Origine de l’océan Indien et des plus grandes coulées de lave. — Au Crétacé, et plus particulièrement au Crétacé supérieur, se produisit le soulèvement des terres bordant l’océan Indien, donnant naissance à la géographie actuelle. Simultanément, commença la transformation de l’extrémité orientale de la Méditerranée (Téthys), d’une zone de dépôt en une région de terres émergées donnant naissance aux majestueuses chaînes de montagnes actuelles : l’Himalaya.
Du sud de Madagascar jusqu’à l’Inde, l’Afrique, l’Arabie et l’Inde se fragmentaient pour former l’océan Indien, bien plus vaste, et les prémices de la mer d’Arabie. Les premières preuves tangibles de cette submersion des terres bordant l’océan Indien apparaissent dans les éruptions volcaniques d’Arabie au début du Crétacé supérieur (Cénomanien). Plus tard, au cours de cette période, les éruptions de lave, d’une ampleur croissante, se généralisent. Ce sont les éruptions les plus colossales connues des géologues. Ces coulées débutèrent avec les « laves de plateau » d’Abyssinie et du sud et du nord de l’Arabie (Sénonien), puis (Danien) s’étendirent considérablement en Inde et dans la région de l’actuelle mer d’Arabie.
Le professeur Wadia du Cachemire affirme que les laves (généralement des basaltes, plus rarement de la rhyolite ou de la trachyte) de l’Inde péninsulaire, jaillissant de fissures, couvrent aujourd’hui une superficie d’au moins 200 000 miles carrés, mais que leur étendue était à l’origine environ deux fois et demie supérieure. Au nord, près de Bombay, elles atteignent près de 3 000 mètres d’épaisseur, diminuant rapidement vers l’est, et au sud de la péninsule, leur profondeur se situe entre 600 et 750 mètres. Les coulées individuelles mesurent en moyenne 4,5 mètres d’épaisseur, mais certaines peuvent atteindre 15 mètres. Elles sont connues sous le nom de trapps du Deccan et sont composées de basaltes et de trachytes. Depuis leur formation, elles sont fortement diaclasées, formant un relief en escalier.

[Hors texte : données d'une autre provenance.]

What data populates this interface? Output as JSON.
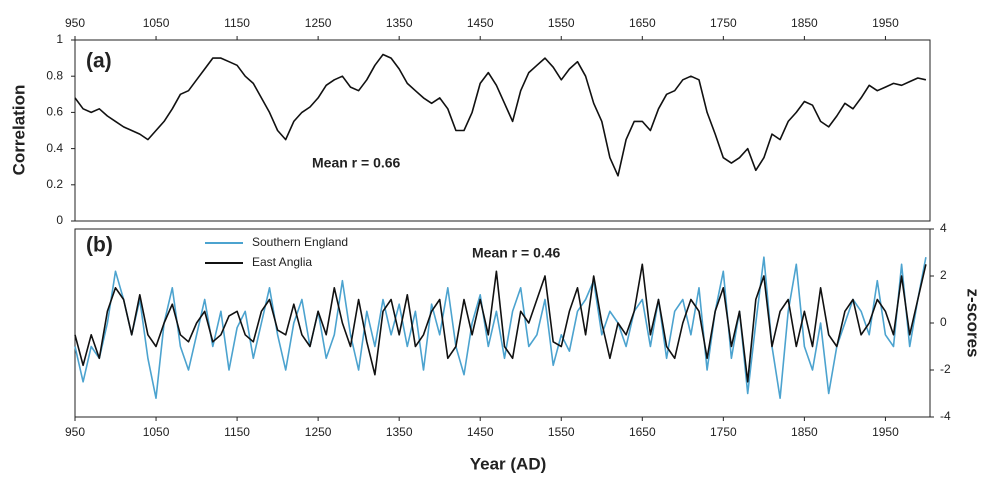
{
  "chart_data": [
    {
      "type": "line",
      "panel_label": "(a)",
      "annotation": "Mean r = 0.66",
      "y_label": "Correlation",
      "x": [
        950,
        960,
        970,
        980,
        990,
        1000,
        1010,
        1020,
        1030,
        1040,
        1050,
        1060,
        1070,
        1080,
        1090,
        1100,
        1110,
        1120,
        1130,
        1140,
        1150,
        1160,
        1170,
        1180,
        1190,
        1200,
        1210,
        1220,
        1230,
        1240,
        1250,
        1260,
        1270,
        1280,
        1290,
        1300,
        1310,
        1320,
        1330,
        1340,
        1350,
        1360,
        1370,
        1380,
        1390,
        1400,
        1410,
        1420,
        1430,
        1440,
        1450,
        1460,
        1470,
        1480,
        1490,
        1500,
        1510,
        1520,
        1530,
        1540,
        1550,
        1560,
        1570,
        1580,
        1590,
        1600,
        1610,
        1620,
        1630,
        1640,
        1650,
        1660,
        1670,
        1680,
        1690,
        1700,
        1710,
        1720,
        1730,
        1740,
        1750,
        1760,
        1770,
        1780,
        1790,
        1800,
        1810,
        1820,
        1830,
        1840,
        1850,
        1860,
        1870,
        1880,
        1890,
        1900,
        1910,
        1920,
        1930,
        1940,
        1950,
        1960,
        1970,
        1980,
        1990,
        2000
      ],
      "values": [
        0.68,
        0.62,
        0.6,
        0.62,
        0.58,
        0.55,
        0.52,
        0.5,
        0.48,
        0.45,
        0.5,
        0.55,
        0.62,
        0.7,
        0.72,
        0.78,
        0.84,
        0.9,
        0.9,
        0.88,
        0.86,
        0.8,
        0.76,
        0.68,
        0.6,
        0.5,
        0.45,
        0.55,
        0.6,
        0.63,
        0.68,
        0.75,
        0.78,
        0.8,
        0.74,
        0.72,
        0.78,
        0.86,
        0.92,
        0.9,
        0.84,
        0.76,
        0.72,
        0.68,
        0.65,
        0.68,
        0.62,
        0.5,
        0.5,
        0.6,
        0.76,
        0.82,
        0.75,
        0.65,
        0.55,
        0.72,
        0.82,
        0.86,
        0.9,
        0.85,
        0.78,
        0.84,
        0.88,
        0.8,
        0.65,
        0.55,
        0.35,
        0.25,
        0.45,
        0.55,
        0.55,
        0.5,
        0.62,
        0.7,
        0.72,
        0.78,
        0.8,
        0.78,
        0.6,
        0.48,
        0.35,
        0.32,
        0.35,
        0.4,
        0.28,
        0.35,
        0.48,
        0.45,
        0.55,
        0.6,
        0.66,
        0.64,
        0.55,
        0.52,
        0.58,
        0.65,
        0.62,
        0.68,
        0.75,
        0.72,
        0.74,
        0.76,
        0.75,
        0.77,
        0.79,
        0.78
      ],
      "color": "#111111",
      "xlim": [
        950,
        2005
      ],
      "xticks": [
        950,
        1050,
        1150,
        1250,
        1350,
        1450,
        1550,
        1650,
        1750,
        1850,
        1950
      ],
      "ylim": [
        0,
        1
      ],
      "yticks": [
        0,
        0.2,
        0.4,
        0.6,
        0.8,
        1
      ]
    },
    {
      "type": "line",
      "panel_label": "(b)",
      "annotation": "Mean r = 0.46",
      "y_label": "z-scores",
      "x_label": "Year (AD)",
      "x": [
        950,
        960,
        970,
        980,
        990,
        1000,
        1010,
        1020,
        1030,
        1040,
        1050,
        1060,
        1070,
        1080,
        1090,
        1100,
        1110,
        1120,
        1130,
        1140,
        1150,
        1160,
        1170,
        1180,
        1190,
        1200,
        1210,
        1220,
        1230,
        1240,
        1250,
        1260,
        1270,
        1280,
        1290,
        1300,
        1310,
        1320,
        1330,
        1340,
        1350,
        1360,
        1370,
        1380,
        1390,
        1400,
        1410,
        1420,
        1430,
        1440,
        1450,
        1460,
        1470,
        1480,
        1490,
        1500,
        1510,
        1520,
        1530,
        1540,
        1550,
        1560,
        1570,
        1580,
        1590,
        1600,
        1610,
        1620,
        1630,
        1640,
        1650,
        1660,
        1670,
        1680,
        1690,
        1700,
        1710,
        1720,
        1730,
        1740,
        1750,
        1760,
        1770,
        1780,
        1790,
        1800,
        1810,
        1820,
        1830,
        1840,
        1850,
        1860,
        1870,
        1880,
        1890,
        1900,
        1910,
        1920,
        1930,
        1940,
        1950,
        1960,
        1970,
        1980,
        1990,
        2000
      ],
      "series": [
        {
          "name": "Southern England",
          "color": "#4ca3cf",
          "values": [
            -1,
            -2.5,
            -1,
            -1.5,
            0,
            2.2,
            1,
            -0.5,
            1,
            -1.5,
            -3.2,
            0,
            1.5,
            -1,
            -2,
            -0.5,
            1,
            -1,
            0.5,
            -2,
            -0.2,
            0.5,
            -1.5,
            0,
            1.5,
            -0.5,
            -2,
            0,
            1,
            -1,
            0.5,
            -1.5,
            -0.5,
            1.8,
            -0.5,
            -2,
            0.5,
            -1,
            1,
            -0.5,
            0.8,
            -1,
            0.5,
            -2,
            0.8,
            -0.5,
            1.5,
            -1,
            -2.2,
            0,
            1.2,
            -1,
            0.5,
            -1.5,
            0.5,
            1.5,
            -1,
            -0.5,
            1,
            -1.8,
            -0.5,
            -1.2,
            0.5,
            1,
            1.8,
            -0.5,
            0.5,
            0,
            -1,
            0.5,
            1,
            -1,
            1,
            -1.5,
            0.5,
            1,
            -0.5,
            1.5,
            -2,
            0.5,
            2.2,
            -1.5,
            0.5,
            -3,
            0,
            2.8,
            -1,
            -3.2,
            0.5,
            2.5,
            -1,
            -2,
            0,
            -3,
            -1,
            0,
            1,
            0.5,
            -0.5,
            1.8,
            -0.5,
            -1,
            2.5,
            -1,
            1,
            2.8
          ]
        },
        {
          "name": "East Anglia",
          "color": "#111111",
          "values": [
            -0.5,
            -1.8,
            -0.5,
            -1.5,
            0.5,
            1.5,
            1,
            -0.5,
            1.2,
            -0.5,
            -1,
            0,
            0.8,
            -0.5,
            -0.8,
            0,
            0.5,
            -0.8,
            -0.5,
            0.3,
            0.5,
            -0.5,
            -0.8,
            0.5,
            1,
            -0.3,
            -0.5,
            0.8,
            -0.5,
            -1,
            0.5,
            -0.5,
            1.5,
            0,
            -1,
            1,
            -0.8,
            -2.2,
            0.5,
            1,
            -0.5,
            1.2,
            -1,
            -0.5,
            0.5,
            1,
            -1.5,
            -1,
            1,
            -0.5,
            1,
            -0.5,
            2.2,
            -1,
            -1.5,
            0.5,
            0,
            1,
            2,
            -0.8,
            -1,
            0.5,
            1.5,
            -0.5,
            2,
            0,
            -1.5,
            0,
            -0.5,
            0.5,
            2.5,
            -0.5,
            1,
            -1,
            -1.5,
            0,
            1,
            0.5,
            -1.5,
            0.5,
            1.5,
            -1,
            0.5,
            -2.5,
            1,
            2,
            -1,
            0.5,
            1,
            -1,
            0.5,
            -1,
            1.5,
            -0.5,
            -1,
            0.5,
            1,
            -0.5,
            0,
            1,
            0.5,
            -0.5,
            2,
            -0.5,
            1,
            2.5
          ]
        }
      ],
      "xlim": [
        950,
        2005
      ],
      "xticks": [
        950,
        1050,
        1150,
        1250,
        1350,
        1450,
        1550,
        1650,
        1750,
        1850,
        1950
      ],
      "ylim": [
        -4,
        4
      ],
      "yticks": [
        -4,
        -2,
        0,
        2,
        4
      ]
    }
  ]
}
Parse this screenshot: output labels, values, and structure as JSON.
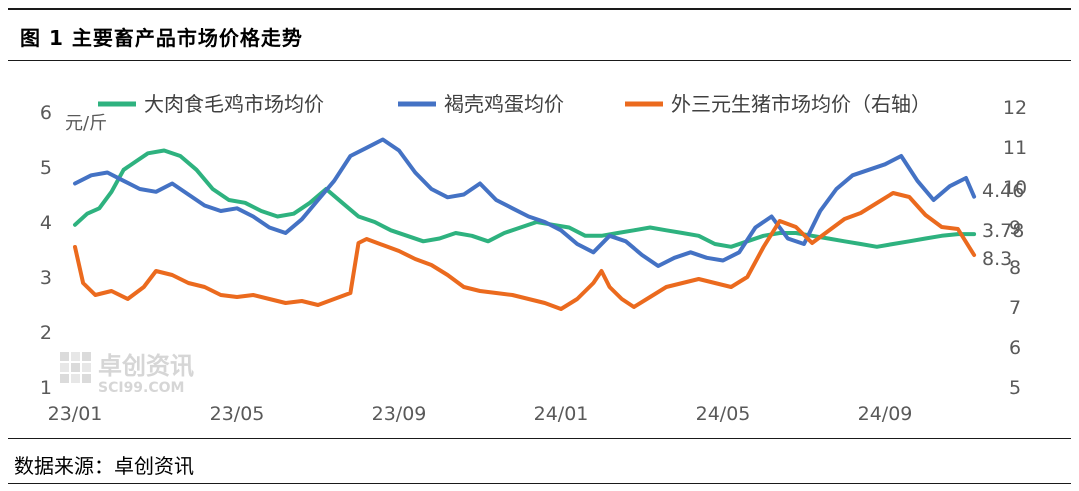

L’Afrique de l’Est, à la fin du Crétacé, était profondément fracturée et marquée par de nombreuses failles. De longs blocs étroits s’affaissaient de plusieurs [ p. 573 ] milliers de pieds, formant les vallées de rift si caractéristiques de l’Afrique et de l’Arabie. La mer Rouge et les lacs Nyassa et Tanganyika en sont des exemples. Le rifting s’est intensifié au Cénozoïque moyen. Cette fracturation de l’Afrique de l’Est s’est accompagnée d’une intense activité volcanique, et la région s’est trouvée profondément recouverte de laves. « L’étendue de la zone enfouie sous les matériaux volcaniques, le volume considérable des éjectas, la variété des laves et la longue durée des éruptions font de l’Afrique de l’Est l’une des plus grandes régions volcaniques du monde » (J.W. Gregory, 1921. Voir aussi E. Erenkel, 1922).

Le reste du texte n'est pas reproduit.